Dari semua tulisan di atas, penulis dapat menyimpulkan bahwa di dalam studi Hubungan
Internasional, terdapat banyak perspektif yang muncul. Salah satu perspektif yang muncul
dalam studi Hubungan Internasional yaitu konstruktivisme. Konstruktivisme sendiri mulai
muncul di dalam studi Hubungan Internasional yaitu setelah berakhirnya Perang Dingin.
Kaum konstruktivis beranggapan bahwa dunia sosial yang ada, termasuk juga Hubungan
Internasional merupakan hasil konstruksi dari manusia. Kaum konstruktivis menganggap
bahwa pemikiran-pemikiran serta pengetahuan bersama berkontribusi besar dalam


SKOLASTIKA L.K./071411231051/WEEK 11
membentuk dunia sosial yang ada dalam masyarakat. Konstruktivisme hadir untuk
mengonsepsi ulang dunia sosial yang sebelumnya telah dikurangi oleh kaum rasionalis
menjadi sesuatu yang bersifat konstitutif. Konstruktivis berusaha menyeimbangkan
pandangan antara kaum positivis dengan kaum pospositivis. Konstruktivis lebih menekankan
pada interaksi yang antar negara. Dengan hubungan yang terbangun di antara negara satu
dengan negara yang lain, secara tidak langsung, negara juga menciptakan adanya anarki
internasional. Anarki internasional yang dimaksudkan disini yaitu sesuatu entah itu kebijakan
atau keputusan yang dibuat oleh masing-masing negara untuk menjelaskan hubungan antara
negara satu dengan negara yang lain.

Referensi :
Fierke, K. M., 2007. “Constructivism”, dalam: Tim Dunne, Milja Kurki & Steve Smith (eds.).

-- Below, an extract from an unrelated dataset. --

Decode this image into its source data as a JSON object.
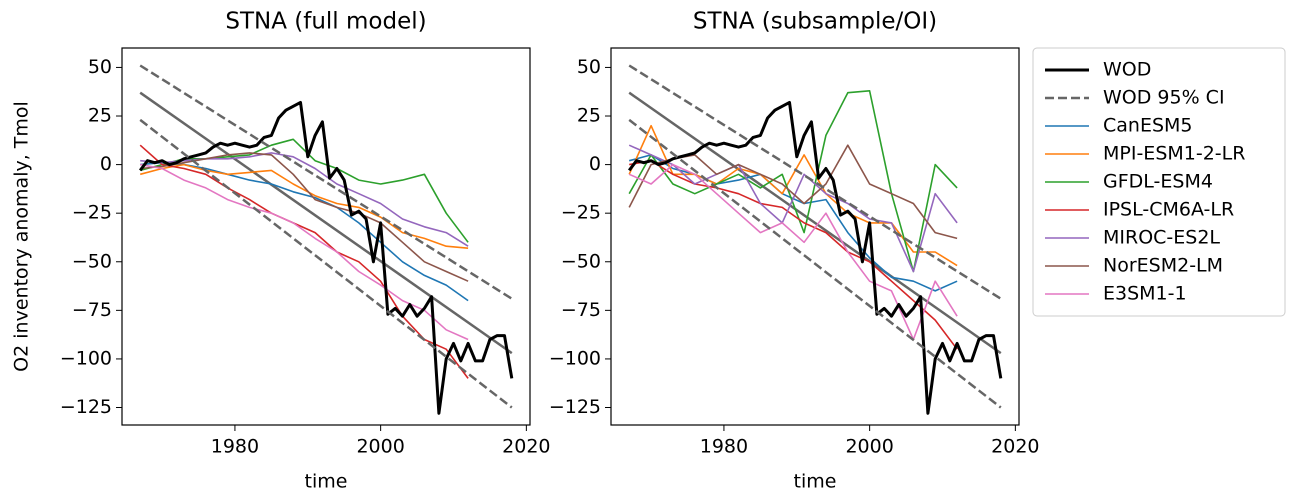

International Relations Theories. Oxford University Press, pp. 166-184.
Jackson, Robert & Georg Sorensen. 2005. Pengantar Studi Hubungan Internasional.
Yogyakarta: Pustaka Pelajar.
Reus-Smit, Christian. 2001. “Constructivism”, dalam: Scott Burchill, et al., Theories of
International Relations. Palgrave, pp. 209-230.
Steans, Jill; Pettiford, Lloyd & Diez, Thomas. 2005. Introduction to International Relations:
Perspectives & Themes, 2nd edition. Pearson & Longman. Chap. 7, pp. 181-202.